11.03.2020 | 17h35


PODERES / COMPRA DE VAGA NO TCE

Juiz suspende ação para que Silval, Blairo e mais 6 tenham acesso à delação de Riva

A justificativa é de que os fatos da compra de vaga do TCE constam na delação de José Riva, por isso os acusados alegam que para valer princípio da ampla defesa precisam ter o acesso aos documentos


DA REDAÇÃO

O juiz Bruno D’Oliveira Marques, da Vara de Ação Civil Pública e Ação Popular, suspendeu o processo que julga a denúncia de que a vaga do Tribunal de Contas do Estado, ocupada pelo conselheiro afastado Sérgio Ricardo, foi comprada por R$ 8 milhões.

A decisão foi proferida na última segunda-feira (09) sob o argumento de que os investigados tenham acesso às informações do caso prestadas no acordo de colaboração premiada firmado entre o ex-deputado José Riva e o Ministério Público do Estado. 

Riva, que é um dos réus no processo, encheu dezenas de caixas com informações de esquemas de corrupção cometidos em Mato Grosso ao longo de 20 anos e, o caso da compra da vaga de Sérgio Ricardo consta entre os arquivos.

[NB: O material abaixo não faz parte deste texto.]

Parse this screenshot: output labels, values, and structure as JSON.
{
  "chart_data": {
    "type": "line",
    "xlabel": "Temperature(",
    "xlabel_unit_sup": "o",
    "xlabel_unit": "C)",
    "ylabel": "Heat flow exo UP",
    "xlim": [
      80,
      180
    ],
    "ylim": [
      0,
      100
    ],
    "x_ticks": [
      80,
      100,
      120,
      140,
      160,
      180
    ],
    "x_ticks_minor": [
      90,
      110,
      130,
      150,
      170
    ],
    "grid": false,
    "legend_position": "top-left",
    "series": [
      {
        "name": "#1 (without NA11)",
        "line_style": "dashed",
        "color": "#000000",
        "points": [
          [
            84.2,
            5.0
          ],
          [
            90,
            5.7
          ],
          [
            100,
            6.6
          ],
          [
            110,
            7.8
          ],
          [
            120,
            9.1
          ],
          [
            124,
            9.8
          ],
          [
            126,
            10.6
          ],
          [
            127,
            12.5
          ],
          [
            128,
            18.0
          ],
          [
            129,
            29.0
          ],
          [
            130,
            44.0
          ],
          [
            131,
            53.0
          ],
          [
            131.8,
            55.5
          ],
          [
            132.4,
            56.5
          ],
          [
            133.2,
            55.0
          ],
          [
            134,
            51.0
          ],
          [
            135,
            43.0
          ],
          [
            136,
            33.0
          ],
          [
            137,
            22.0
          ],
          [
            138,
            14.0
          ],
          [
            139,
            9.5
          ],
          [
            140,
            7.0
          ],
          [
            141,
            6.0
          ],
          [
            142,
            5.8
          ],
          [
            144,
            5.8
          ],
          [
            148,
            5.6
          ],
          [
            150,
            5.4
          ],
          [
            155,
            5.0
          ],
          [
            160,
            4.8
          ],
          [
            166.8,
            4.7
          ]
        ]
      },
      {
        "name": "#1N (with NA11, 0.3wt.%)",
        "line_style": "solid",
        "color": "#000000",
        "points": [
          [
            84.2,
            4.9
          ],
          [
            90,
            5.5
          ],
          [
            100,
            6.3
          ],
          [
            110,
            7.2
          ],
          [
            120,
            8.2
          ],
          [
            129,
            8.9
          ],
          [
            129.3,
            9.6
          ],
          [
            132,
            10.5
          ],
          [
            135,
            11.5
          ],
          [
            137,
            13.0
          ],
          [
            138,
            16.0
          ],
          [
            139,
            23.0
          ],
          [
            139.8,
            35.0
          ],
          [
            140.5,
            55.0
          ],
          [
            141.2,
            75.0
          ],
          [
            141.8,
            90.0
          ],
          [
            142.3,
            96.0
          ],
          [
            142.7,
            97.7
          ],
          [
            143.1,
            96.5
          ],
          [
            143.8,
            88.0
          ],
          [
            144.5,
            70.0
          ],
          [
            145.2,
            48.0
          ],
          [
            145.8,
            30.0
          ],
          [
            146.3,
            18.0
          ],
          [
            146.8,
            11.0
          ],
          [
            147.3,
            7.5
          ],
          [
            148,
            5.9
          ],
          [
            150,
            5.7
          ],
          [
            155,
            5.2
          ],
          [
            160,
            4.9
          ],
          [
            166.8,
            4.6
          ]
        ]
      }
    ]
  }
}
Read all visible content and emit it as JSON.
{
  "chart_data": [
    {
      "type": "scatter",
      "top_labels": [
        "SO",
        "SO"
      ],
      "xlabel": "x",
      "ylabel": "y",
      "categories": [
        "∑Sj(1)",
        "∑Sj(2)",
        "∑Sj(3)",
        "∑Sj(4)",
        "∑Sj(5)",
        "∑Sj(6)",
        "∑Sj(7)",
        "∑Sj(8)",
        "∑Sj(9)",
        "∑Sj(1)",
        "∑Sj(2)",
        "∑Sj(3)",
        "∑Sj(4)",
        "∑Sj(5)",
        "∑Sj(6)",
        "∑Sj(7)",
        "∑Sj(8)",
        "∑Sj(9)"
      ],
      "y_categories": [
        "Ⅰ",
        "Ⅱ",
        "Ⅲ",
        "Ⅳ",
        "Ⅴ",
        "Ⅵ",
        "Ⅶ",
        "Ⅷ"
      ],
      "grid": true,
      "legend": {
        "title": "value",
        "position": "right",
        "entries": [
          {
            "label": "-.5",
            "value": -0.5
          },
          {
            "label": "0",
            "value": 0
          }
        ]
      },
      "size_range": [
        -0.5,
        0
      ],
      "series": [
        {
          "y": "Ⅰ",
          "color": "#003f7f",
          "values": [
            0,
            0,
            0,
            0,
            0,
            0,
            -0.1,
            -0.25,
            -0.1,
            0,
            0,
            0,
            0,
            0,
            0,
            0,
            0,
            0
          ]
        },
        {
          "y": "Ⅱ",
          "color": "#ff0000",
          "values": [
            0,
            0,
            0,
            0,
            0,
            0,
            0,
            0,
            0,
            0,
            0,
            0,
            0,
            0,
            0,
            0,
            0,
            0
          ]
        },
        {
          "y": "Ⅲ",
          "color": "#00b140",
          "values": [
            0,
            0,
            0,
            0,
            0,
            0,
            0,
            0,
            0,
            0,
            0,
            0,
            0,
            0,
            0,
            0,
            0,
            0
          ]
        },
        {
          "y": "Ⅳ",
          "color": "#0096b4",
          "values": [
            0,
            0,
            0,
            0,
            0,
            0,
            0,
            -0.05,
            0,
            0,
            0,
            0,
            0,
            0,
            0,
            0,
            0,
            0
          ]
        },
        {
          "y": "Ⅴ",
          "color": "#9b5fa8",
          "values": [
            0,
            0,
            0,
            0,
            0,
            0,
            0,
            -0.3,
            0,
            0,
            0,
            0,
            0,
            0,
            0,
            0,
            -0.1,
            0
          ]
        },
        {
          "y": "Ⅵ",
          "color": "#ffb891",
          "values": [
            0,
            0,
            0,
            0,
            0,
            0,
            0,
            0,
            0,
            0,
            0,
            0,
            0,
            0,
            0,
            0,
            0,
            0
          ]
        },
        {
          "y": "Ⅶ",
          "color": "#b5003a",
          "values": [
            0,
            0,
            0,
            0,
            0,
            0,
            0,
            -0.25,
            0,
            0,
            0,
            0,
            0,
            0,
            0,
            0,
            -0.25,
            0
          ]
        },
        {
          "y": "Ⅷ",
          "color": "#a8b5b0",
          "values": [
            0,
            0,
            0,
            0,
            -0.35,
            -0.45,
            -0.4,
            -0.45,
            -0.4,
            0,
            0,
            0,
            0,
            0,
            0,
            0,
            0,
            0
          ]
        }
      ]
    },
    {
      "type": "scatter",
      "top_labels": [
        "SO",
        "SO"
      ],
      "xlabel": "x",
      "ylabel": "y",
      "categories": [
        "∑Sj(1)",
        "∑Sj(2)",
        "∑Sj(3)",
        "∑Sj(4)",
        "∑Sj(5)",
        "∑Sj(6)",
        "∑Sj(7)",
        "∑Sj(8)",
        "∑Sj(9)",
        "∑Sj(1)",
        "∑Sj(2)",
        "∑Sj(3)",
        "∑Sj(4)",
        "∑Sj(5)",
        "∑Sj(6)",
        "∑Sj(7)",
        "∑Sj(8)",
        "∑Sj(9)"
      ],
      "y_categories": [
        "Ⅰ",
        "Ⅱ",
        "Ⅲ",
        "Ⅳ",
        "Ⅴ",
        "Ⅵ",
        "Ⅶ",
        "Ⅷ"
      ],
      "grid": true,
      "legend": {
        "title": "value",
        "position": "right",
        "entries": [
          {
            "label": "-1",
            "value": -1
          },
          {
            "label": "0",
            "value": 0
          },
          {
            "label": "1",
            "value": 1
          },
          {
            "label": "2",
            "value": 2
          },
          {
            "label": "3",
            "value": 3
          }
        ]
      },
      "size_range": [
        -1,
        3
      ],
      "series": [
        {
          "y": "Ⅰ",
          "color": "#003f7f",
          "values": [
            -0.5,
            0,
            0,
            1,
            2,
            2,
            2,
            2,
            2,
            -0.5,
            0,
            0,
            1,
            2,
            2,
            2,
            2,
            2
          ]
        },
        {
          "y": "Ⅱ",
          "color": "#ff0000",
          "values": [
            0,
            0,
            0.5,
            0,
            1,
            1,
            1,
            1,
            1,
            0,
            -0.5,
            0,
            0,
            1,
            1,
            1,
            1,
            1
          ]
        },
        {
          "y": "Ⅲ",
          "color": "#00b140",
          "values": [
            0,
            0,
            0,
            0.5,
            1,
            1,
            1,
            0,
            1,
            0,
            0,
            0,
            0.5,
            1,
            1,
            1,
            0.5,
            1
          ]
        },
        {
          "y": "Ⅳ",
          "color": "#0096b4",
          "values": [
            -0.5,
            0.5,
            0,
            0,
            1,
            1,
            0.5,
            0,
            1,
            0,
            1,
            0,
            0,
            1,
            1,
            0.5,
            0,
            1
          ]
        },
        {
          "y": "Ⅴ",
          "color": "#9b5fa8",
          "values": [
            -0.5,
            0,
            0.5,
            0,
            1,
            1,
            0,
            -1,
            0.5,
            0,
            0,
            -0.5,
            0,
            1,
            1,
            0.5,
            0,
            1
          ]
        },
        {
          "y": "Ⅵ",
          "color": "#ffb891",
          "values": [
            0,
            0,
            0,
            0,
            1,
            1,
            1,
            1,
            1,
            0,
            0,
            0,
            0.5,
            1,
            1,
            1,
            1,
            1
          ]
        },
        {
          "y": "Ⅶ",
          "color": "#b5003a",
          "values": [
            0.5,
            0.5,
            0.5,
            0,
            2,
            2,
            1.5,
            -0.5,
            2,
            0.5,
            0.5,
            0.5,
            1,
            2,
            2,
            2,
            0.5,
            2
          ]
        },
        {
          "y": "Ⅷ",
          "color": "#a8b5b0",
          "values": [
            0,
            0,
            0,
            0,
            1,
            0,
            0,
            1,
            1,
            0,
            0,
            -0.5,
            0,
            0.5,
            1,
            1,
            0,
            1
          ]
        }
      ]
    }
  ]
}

Leia mais: Delação de Riva enche 57 caixas, atinge três Poderes e empresários

“Os fatos narrados no presente feito são objeto do “Anexo 16” e possuem complementação no “Anexo 58”, consoante páginas 9 e 10 da referida planilha. Desta feita, visando assegurar a efetividade dos Princípios do Contraditório e da Ampla Defesa, reputo imperiosa a suspensão dos autos e, por conseguinte, o cancelamento da audiência de instrução designada para quarta-feira próxima, a fim de que as partes possam tomar conhecimento da colaboração firmada pelo requerido José Geraldo Riva, relativa à operação “Arca de Noe”, mormente do inteiro teor dos anexos supracitados”, destacou o juiz.

A ação ainda conta como réus: Os ex-governadores Silval Barbosa e Blairo Maggi; Conselheiros Alencar Soares e Humberto Bosaipo; o empresário Júnior Mendonça, o filho de Alencar Soares, Leandro Valoes Soares e o ex-secretário de Estado de Fazenda Eder Moraes.

A delação de José Riva está em segredo de Justiça.

Juntada de delações.

Em dezembro do ano passado, o mesmo juiz também determinou juntar os dados da delação o ex-governador Silval Barbosa.

Juntada de delações

Em dezembro do ano passado, o mesmo juiz também determinou juntar os dados da delação o ex-governador Silval Barbosa.

Leia mais: Juiz manda juntar confissão de Silval em processo que apura compra de vaga no TCE

No acordo com PGR, o ex-governador afirma que Sérgio Ricardo comprou a vaga de conselheiro por R$ 8 milhões e que Gilmar Fabris e José Riva também tinham interesse em pagar pela cadeira.

Segundo Silval, Fabris queria ocupar o cargo de conselheiro e Riva tinha a pretensão de que sua mulher, Janete Riva, fosse conselheira.